In 2019, there were an estimated 523 million cases of cardiovascular diseases (CVD), causing 18.5 million deaths [2]. Moreover, CVDs are a relevant cause of disability, bringing about 194 million and 143 million disability-adjusted life years (DALYs) for ischemic heart disease and stroke, respectively [2].
Dyslipidemia, that is, an alteration in lipid metabolism, is a well-known risk factor for ASCVD development; in particular, low-density lipoprotein cholesterol (LDL) circulating levels are unequivocally established as the principal determinant of atherosclerotic plaque formation and progression [3].
Atherosclerosis is a long process, beginning in the first decades of life, even in people without specific genetic characteristics, regardless of the presence of symptoms [4].
In addition to lipids, other risk factors have been identified in atherosclerosis, such as hyperglycemia, hypertension, tobacco use, and visceral adiposity [5][6][7][8][5,6,7,8].
Moreover, chronic kidney disease (CKD) is a well-known independent risk factor for atherosclerosis, and hemodialysis patients have a higher inflammatory status and more severe impaired blood flow [9].
All the above-mentioned factors contribute to plaque formation, triggering activation of inflammatory pathways, with consequent accumulation of fibrous material and plaque growth [1].
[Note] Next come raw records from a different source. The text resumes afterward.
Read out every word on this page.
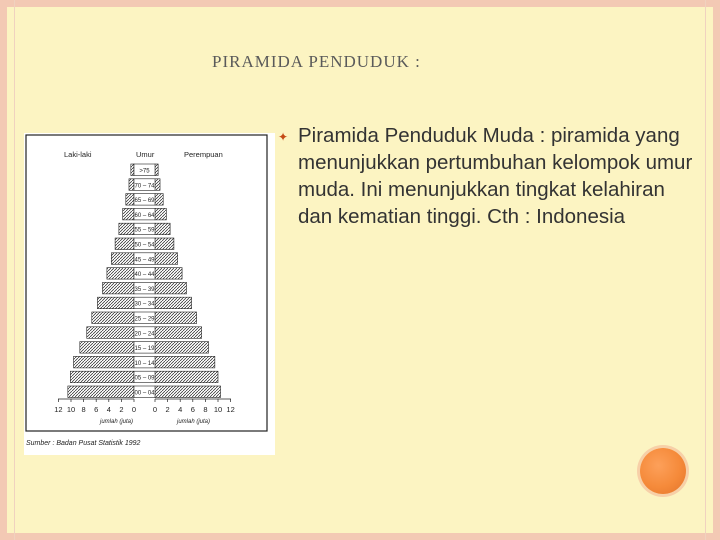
PIRAMIDA PENDUDUK :
Laki-laki	Umur	Perempuan
>75
70 – 74
65 – 69
60 – 64
55 – 59
50 – 54
45 – 49
40 – 44
35 – 39
30 – 34
25 – 29
20 – 24
15 – 19
10 – 14
05 – 09
00 – 04
12 10 8 6 4 2 0 0 2 4 6 8 10 12
jumlah (juta)	jumlah (juta)
Sumber : Badan Pusat Statistik 1992
✦ Piramida Penduduk Muda : piramida yang menunjukkan pertumbuhan kelompok umur muda. Ini menunjukkan tingkat kelahiran dan kematian tinggi. Cth : Indonesia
In patients who underwent solid organ transplantation and who were subjected to immunosuppressive therapies, dyslipidemia is very common; consequently, CVDs represent a frequent cause of long-term mortality in these patients, being estimated as the first cause of death in heart and kidney transplant recipients [10][11][10,11], and the second in liver transplant recipients [12].
Particularly in heart transplant recipients, atherosclerosis seems to be more aggressive, increasing the risk of vasculopathy progressively every 5 years, with an additional risk of 10% every 2 years after the transplant [13]. In addition, in these patients a particular form of coronary atherosclerosis was found, named cardiac allograft vasculopathy (CAV), which is morphologically different from typical atheromatous plaque [14].
Several risk factors are involved in the pathogenesis of the atherosclerotic process in these patients, such as transplant rejection, hypertension, dyslipidemia, and diabetes; however, hypercholesterolemia and hypertriglyceridemia are the most frequent metabolism abnormalities in clinical practice [15]. Immunosuppressor-mediated hyperlipidemia is characterized by an increase in LDL cholesterol, VLDL cholesterol, and/or an increase in total plasma triglycerides, mainly VLDL triglycerides [16][17][16,17].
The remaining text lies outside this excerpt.